Of the 373,800 registered voters in Ventura County, 7,789 have requested a sample ballot in Spanish, Browning said.

But Justice Department investigators said the county underestimated the number of people who actually need Spanish-language material and assistance.

Relying on U.S. census data showing the number of Latino-surnamed residents in the county, the department estimated that 10,000 to 20,000 people would need Spanish-language materials, including ballots and registration forms, Browning said.

"They're taking the position that if you have a Spanish surname, you don't have enough of a working knowledge of English, and you'll need the materials in Spanish," Browning said.

Eric Holland, a spokesman for the Justice Department in Los Angeles, said the county was initially notified of the allegations in 2002 and the investigation began this year. The decree still must be approved by a three-judge panel.

"While the county can legally wait for approval from the three-judge federal court, it is in its best interest to act as soon as possible," Holland said Wednesday in an e-mail.

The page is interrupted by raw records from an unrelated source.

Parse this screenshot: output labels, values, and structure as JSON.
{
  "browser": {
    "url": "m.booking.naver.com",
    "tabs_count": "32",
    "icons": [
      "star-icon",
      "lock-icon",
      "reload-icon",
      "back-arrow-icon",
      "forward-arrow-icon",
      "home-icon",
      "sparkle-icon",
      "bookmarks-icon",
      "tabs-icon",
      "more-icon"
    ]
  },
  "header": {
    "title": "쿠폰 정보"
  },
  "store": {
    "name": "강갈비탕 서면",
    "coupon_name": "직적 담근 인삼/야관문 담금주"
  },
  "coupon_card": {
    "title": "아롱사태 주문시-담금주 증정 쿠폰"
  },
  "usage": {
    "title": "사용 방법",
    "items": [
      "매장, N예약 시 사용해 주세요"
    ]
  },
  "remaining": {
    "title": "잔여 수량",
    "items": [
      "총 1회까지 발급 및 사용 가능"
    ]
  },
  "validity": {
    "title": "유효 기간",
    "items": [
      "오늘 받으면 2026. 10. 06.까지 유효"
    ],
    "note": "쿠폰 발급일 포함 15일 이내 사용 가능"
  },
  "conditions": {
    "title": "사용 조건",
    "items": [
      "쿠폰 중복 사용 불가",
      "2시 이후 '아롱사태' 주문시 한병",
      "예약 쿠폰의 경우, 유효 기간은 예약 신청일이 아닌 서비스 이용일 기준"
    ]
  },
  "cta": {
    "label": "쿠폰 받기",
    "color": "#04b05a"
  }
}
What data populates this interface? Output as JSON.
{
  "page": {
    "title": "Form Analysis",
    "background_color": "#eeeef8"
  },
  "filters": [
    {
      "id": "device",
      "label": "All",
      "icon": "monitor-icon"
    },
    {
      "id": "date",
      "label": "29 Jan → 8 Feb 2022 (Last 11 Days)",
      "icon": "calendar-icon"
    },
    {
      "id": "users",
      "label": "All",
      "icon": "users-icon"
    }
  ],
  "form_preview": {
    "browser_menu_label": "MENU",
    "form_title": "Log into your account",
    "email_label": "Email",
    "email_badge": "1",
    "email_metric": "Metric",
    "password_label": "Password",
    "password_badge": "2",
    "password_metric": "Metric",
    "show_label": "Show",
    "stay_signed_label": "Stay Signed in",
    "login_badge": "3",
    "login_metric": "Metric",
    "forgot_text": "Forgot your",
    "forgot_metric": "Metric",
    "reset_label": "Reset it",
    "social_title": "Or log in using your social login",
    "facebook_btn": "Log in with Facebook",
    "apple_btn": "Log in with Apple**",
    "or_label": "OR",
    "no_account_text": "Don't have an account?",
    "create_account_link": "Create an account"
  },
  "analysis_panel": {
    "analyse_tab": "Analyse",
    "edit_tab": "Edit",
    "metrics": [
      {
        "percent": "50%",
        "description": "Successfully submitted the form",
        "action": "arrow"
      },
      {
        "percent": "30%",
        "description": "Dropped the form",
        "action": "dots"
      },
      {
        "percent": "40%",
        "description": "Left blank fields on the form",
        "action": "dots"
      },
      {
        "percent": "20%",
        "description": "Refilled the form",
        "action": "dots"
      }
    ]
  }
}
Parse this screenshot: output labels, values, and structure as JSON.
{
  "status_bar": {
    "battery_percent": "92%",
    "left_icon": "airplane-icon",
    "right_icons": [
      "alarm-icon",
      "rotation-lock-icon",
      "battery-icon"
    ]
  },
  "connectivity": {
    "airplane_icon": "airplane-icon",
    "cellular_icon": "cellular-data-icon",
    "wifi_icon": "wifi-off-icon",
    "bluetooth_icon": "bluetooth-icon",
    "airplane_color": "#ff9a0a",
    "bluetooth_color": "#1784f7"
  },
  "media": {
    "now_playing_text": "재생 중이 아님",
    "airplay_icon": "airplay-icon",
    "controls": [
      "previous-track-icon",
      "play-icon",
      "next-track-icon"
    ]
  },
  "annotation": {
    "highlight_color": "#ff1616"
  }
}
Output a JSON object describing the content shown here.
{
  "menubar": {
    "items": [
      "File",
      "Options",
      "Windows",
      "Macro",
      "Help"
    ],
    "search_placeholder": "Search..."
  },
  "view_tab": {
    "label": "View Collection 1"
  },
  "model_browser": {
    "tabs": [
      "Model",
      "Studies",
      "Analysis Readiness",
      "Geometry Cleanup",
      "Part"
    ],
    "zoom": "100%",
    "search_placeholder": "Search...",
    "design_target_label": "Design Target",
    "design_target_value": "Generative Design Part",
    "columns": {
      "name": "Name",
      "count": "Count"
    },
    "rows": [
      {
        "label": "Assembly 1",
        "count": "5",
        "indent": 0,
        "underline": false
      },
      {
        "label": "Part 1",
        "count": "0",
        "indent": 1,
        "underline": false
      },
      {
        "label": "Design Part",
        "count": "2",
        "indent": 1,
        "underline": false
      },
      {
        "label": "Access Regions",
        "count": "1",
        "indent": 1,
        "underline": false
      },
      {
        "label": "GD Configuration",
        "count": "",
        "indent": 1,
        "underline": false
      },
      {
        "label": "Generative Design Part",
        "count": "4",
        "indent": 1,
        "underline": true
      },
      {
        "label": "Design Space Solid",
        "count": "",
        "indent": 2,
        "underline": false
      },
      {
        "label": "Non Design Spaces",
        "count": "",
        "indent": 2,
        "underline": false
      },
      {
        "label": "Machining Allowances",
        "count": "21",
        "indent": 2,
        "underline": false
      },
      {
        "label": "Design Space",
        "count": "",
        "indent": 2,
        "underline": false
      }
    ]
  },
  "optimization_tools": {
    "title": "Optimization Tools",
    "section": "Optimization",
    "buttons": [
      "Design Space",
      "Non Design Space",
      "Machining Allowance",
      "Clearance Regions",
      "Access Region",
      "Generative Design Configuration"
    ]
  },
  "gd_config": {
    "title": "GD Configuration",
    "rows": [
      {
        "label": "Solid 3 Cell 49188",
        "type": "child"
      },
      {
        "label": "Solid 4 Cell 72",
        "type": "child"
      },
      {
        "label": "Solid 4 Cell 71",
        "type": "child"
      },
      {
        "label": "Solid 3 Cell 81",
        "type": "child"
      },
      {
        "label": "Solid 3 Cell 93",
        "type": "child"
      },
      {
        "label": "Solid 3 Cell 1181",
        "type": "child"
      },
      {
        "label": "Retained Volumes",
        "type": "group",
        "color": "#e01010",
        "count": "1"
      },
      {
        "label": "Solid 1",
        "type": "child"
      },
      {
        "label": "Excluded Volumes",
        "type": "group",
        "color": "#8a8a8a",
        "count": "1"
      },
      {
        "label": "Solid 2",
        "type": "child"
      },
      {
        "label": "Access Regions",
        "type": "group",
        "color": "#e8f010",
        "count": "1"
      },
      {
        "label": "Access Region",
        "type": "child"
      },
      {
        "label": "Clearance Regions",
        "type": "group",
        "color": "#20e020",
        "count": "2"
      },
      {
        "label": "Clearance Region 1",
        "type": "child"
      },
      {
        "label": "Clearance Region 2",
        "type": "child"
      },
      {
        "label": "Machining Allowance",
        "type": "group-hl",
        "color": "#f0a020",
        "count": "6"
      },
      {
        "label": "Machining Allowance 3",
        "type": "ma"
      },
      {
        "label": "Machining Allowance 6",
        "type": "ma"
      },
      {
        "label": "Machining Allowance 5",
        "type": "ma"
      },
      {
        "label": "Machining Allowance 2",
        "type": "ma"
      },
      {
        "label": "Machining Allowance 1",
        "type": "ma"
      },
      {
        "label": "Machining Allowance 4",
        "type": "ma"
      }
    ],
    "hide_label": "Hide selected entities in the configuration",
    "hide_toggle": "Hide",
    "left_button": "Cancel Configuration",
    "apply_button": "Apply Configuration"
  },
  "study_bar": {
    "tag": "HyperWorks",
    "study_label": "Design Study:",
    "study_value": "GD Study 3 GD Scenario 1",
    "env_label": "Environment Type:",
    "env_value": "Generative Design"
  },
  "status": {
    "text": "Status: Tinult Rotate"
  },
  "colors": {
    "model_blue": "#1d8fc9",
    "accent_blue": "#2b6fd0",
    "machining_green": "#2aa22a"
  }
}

The county agreed to immediately make the changes called for in the consent decree and to have an official ballot ready in Spanish in time for the fall elections. For every election after November, the county has to provide a bilingual ballot, the Justice Department said.

Officials estimated the cost of compliance at about $200,000 for November's election.

In addition to providing bilingual poll workers, the county is required to translate written election material into Spanish, including information posted on the election department's website.